I found the response of John Jowers, the Essex County Councillor who is responsible for these matters, very disturbing. He is reported as saying that the new system, introduced by the County Council, was saving taxpayers money. ‘We have to do as good a job as we can within the financial constraints and if things are going wrong, we have to look very closely and see what we can do about it. It wasn’t an easy decision, but you need to make it as easy as possible for everyone in Essex to get to. We have to cut a coat according to the cloth really’.

That somewhat incoherent statement appears to mean: ‘Sorry, we simply haven’t had enough money to do the job properly. We’ll just have to see if we can do better within the present financial limits’.

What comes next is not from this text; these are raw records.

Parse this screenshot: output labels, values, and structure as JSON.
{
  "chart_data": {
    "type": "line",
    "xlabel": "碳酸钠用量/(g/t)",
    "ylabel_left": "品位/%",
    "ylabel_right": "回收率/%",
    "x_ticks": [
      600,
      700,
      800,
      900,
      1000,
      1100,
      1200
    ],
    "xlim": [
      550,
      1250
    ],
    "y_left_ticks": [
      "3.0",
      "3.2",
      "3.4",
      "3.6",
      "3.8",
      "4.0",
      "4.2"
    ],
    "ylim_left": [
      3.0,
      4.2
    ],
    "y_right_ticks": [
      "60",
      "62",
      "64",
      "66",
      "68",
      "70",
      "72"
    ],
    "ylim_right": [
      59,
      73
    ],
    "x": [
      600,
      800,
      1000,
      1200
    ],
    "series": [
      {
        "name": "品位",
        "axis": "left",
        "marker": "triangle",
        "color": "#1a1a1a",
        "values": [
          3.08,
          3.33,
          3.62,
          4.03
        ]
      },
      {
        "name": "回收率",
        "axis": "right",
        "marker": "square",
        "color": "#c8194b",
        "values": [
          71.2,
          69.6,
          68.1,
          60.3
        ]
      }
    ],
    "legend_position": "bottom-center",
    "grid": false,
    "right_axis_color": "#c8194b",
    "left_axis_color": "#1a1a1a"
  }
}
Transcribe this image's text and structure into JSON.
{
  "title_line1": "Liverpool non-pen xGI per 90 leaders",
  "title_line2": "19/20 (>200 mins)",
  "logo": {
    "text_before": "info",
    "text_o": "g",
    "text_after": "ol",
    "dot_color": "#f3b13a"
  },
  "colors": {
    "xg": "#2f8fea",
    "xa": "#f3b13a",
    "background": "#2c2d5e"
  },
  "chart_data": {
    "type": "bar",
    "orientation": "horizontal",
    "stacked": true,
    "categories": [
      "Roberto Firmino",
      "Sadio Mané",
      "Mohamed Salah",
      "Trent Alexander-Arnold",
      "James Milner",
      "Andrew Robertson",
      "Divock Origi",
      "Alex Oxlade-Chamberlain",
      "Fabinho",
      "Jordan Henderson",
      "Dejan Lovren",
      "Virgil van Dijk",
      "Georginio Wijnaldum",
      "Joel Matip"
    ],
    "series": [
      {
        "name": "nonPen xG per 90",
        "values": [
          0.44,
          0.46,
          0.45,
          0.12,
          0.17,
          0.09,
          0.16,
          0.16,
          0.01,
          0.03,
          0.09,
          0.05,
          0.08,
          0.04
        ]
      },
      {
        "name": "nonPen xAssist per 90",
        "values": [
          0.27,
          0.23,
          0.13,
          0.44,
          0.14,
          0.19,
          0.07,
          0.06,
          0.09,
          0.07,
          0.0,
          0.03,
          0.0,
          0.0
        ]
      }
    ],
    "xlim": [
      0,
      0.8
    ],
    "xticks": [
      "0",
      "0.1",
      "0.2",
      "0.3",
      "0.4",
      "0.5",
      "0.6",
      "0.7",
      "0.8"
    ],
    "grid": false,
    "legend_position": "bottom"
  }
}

This comes strangely from a leading member of a Council that spends tens of thousands of pounds on jetting leading councillors and top officials round the world (America, India, China) on the county’s business, has set up a branch in mainland China, launched a bank in the UK, subsidised a ‘members and officers’ canteen’, and bought expensive advertising space on tv assuring the viewing public that ‘Essex Works!’

You’d have thought they would have been able to find a few extra thousands to ensure that the county’s dead and their relatives were treated with efficiency, courtesy and respect.

A Tax Break for Married Couples?

It would be a bit tough on us widows and widowers – two may not be able to live as cheaply as one, but a couple’s cost-of-living isn’t twice as much as a single’s.

That isn’t really the point though. I reckon that any politician who promises that any group of people will be better off after the next budget (or the one after that) is either making false promises or proposing to rob the rest of us. The most that, in honesty and fairness, should be offered is that some groups – those who are already on the poverty line, for instance – can expect to suffer rather less extra pain than the rest of us.